When I learned logic, the following would evaluate to false for "Joe", therefore access would be denied.

(group = "employee") and (not(user = "Joe"))

Suppose I combine that with another rule using AND, for example:

((group = "employee") and (not(user = "Joe"))) and (time is between 9:00 - 17:00)

This still evaluates to false for Joe, so his access is still denied.

This is at least as reasonable a way to interpret these boolean expressions as any other.

> There is therefore a discussion on the explicit support of negative
> rules (``deny''), where the presence of ``permit'' and ``deny'' rule
> for a same request could be solved in different ways (denials take
> precedence being an example of that).
> It is noted that deny semantics can bring side effects in the policy
> composition process (XACML allows policies to be combined with boolean
> operator to produce a global policy, e.g., P = P1 AND P2; P = P1 OR
> P2).

I don't think we have any agreement on how policies are combined. Certainly this is one possible way.

> For instance, suppose global policy P is defined as P=P1 OR
> P2. Consider a request R, and suppose that P1 has a ``permit'' for R.
> Would what P2 says make a difference for the overall decision? In
> other words what if P2 has a ``deny'' for R? should it be different
> from the case wher P2 does not have anything for R? (if so the
> composition would become much more complicated and the evaluation
> process less efficient as all the policies in an expression should be
> evaluated always).
> There is general consensus among the people on the concall that policy
> composition should operate on the decisions of the policy, not on the
> rules in it.

I don't understand what you mean by this at all.

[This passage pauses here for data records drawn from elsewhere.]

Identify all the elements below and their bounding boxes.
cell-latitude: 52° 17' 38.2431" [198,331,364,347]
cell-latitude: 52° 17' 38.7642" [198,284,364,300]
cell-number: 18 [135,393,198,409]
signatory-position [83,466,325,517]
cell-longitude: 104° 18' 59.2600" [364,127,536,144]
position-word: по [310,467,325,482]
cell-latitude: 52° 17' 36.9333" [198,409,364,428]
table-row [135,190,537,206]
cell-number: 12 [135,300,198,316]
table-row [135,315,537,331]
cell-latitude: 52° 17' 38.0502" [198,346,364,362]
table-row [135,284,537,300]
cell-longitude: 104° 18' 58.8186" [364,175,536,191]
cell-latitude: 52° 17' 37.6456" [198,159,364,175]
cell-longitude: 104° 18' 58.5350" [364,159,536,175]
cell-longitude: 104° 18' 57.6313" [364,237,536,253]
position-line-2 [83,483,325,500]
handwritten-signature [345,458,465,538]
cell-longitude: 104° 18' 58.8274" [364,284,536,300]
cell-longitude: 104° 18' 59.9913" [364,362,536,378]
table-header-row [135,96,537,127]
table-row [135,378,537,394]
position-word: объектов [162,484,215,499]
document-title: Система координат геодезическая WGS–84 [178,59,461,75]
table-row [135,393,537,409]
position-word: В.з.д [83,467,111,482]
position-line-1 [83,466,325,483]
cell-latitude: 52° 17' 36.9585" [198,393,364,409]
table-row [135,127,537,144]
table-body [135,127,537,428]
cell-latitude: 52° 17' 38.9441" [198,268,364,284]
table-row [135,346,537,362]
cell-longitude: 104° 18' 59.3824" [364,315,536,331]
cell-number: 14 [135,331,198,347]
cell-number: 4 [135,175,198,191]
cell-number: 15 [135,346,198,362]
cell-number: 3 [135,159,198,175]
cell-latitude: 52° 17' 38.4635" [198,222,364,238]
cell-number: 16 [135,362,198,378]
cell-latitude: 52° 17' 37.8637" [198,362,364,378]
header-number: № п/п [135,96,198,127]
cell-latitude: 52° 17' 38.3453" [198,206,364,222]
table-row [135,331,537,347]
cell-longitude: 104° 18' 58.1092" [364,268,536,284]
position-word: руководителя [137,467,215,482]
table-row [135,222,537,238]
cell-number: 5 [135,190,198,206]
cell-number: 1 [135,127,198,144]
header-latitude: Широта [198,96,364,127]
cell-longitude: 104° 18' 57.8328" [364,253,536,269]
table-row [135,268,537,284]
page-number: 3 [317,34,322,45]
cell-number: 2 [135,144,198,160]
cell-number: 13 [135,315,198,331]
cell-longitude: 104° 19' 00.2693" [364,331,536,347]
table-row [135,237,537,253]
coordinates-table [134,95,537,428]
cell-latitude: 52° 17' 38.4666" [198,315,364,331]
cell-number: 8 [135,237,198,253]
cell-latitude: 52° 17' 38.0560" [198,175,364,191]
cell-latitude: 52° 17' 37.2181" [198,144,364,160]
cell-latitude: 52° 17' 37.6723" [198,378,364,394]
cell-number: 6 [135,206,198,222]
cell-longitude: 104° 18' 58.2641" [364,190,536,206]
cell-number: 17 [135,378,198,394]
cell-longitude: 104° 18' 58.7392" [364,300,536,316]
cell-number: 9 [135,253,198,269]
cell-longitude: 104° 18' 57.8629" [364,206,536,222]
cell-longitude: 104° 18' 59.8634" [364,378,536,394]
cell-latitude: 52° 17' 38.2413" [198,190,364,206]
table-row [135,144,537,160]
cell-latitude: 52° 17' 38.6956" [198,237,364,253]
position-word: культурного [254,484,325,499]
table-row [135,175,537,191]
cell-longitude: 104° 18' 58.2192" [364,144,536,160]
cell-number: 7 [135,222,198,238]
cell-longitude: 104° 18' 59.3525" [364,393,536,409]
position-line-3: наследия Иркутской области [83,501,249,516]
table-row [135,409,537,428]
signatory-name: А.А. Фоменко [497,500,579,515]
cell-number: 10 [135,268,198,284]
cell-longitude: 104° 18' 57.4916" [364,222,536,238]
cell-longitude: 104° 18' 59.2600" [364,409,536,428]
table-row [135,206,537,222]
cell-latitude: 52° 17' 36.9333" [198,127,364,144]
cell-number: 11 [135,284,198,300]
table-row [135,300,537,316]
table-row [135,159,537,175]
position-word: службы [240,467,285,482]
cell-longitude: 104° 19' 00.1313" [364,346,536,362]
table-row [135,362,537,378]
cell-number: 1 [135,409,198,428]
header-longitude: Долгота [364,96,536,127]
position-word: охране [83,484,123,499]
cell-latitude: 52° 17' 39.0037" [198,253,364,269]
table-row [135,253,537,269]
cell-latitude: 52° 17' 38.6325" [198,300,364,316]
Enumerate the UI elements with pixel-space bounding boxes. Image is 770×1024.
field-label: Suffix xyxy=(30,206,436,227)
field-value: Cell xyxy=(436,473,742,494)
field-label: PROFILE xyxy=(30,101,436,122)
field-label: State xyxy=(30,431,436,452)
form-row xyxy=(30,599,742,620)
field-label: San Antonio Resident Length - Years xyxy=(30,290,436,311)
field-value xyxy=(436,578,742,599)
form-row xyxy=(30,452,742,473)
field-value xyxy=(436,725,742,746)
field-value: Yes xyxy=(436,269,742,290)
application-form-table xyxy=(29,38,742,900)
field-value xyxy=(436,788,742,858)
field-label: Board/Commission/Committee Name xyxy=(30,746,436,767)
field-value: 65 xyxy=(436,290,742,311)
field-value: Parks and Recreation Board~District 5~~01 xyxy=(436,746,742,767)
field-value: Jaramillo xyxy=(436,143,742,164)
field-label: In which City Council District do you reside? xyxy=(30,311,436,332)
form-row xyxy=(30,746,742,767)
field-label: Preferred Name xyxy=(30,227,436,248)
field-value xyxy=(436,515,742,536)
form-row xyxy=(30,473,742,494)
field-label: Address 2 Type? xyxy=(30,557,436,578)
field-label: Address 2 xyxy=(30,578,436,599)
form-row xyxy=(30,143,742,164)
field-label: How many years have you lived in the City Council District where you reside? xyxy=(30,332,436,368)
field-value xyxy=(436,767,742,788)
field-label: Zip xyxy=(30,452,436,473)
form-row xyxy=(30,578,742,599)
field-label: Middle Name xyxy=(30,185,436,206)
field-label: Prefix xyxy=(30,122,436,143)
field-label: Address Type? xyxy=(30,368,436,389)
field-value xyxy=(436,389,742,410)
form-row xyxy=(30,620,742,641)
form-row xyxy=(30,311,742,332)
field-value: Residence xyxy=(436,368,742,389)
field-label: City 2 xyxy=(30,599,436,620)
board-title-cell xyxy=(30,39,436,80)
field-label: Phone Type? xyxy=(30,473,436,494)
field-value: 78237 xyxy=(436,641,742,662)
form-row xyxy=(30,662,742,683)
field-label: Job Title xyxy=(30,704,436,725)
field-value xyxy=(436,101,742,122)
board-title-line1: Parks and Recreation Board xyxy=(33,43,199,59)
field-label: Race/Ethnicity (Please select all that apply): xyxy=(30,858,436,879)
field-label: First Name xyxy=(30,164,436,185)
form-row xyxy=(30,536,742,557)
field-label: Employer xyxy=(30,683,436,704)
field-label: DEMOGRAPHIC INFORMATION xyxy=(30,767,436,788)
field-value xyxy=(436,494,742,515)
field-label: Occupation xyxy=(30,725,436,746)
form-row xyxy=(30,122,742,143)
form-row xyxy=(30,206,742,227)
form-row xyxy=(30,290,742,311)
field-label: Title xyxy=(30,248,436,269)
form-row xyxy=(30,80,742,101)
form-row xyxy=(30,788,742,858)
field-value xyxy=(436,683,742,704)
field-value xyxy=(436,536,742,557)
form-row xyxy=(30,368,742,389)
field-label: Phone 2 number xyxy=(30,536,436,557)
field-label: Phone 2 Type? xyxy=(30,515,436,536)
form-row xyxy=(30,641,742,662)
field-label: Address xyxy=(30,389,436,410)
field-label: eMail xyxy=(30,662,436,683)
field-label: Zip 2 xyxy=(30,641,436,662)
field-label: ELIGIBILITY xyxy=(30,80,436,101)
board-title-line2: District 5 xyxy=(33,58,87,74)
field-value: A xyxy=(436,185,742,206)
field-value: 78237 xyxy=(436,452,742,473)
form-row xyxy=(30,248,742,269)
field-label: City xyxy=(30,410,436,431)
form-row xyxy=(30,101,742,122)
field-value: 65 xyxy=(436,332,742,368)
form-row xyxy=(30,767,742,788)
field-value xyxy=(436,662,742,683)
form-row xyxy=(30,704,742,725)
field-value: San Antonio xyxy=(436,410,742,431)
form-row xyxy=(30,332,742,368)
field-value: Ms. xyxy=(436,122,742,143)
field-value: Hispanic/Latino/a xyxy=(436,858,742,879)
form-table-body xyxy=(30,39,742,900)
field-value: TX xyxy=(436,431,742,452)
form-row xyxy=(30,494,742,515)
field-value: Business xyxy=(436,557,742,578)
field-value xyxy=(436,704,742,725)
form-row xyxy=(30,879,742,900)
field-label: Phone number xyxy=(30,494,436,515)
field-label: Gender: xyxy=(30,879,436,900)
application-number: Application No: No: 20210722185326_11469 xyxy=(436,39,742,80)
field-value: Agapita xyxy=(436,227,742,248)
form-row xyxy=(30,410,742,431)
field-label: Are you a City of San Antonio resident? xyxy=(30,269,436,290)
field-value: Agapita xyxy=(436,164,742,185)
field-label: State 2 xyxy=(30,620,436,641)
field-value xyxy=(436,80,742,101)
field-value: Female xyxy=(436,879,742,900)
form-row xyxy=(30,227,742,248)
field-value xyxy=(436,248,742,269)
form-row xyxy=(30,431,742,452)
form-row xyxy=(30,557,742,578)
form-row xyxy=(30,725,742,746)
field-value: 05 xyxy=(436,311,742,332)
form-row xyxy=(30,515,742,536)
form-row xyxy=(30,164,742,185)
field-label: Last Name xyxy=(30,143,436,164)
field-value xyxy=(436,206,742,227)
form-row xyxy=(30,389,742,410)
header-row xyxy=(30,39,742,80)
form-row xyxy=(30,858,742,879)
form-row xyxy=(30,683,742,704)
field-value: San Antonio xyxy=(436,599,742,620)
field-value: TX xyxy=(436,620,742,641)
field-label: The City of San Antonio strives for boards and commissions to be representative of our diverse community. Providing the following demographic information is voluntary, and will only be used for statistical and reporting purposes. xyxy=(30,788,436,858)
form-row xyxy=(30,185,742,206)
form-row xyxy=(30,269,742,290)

>So whether P2 could have a negative response to the
> request because of the absence of a ``permit'' for it or because of a
> ``deny'' for it should not make a difference.

I think I agree with that, but I am not sure.

I think Bill is correct in his response: There are two general approaches.

1. Some kind of syntax which makes explicit the order of operations. This could be some precedence between permit or deny, or the rules of evaluation of some grammer, e.g. infix notation, postfix notation, etc.

2. A convention of evaluation in textual order of specification.

Number 2 is problematic if policies are generated independantly by multiple parties.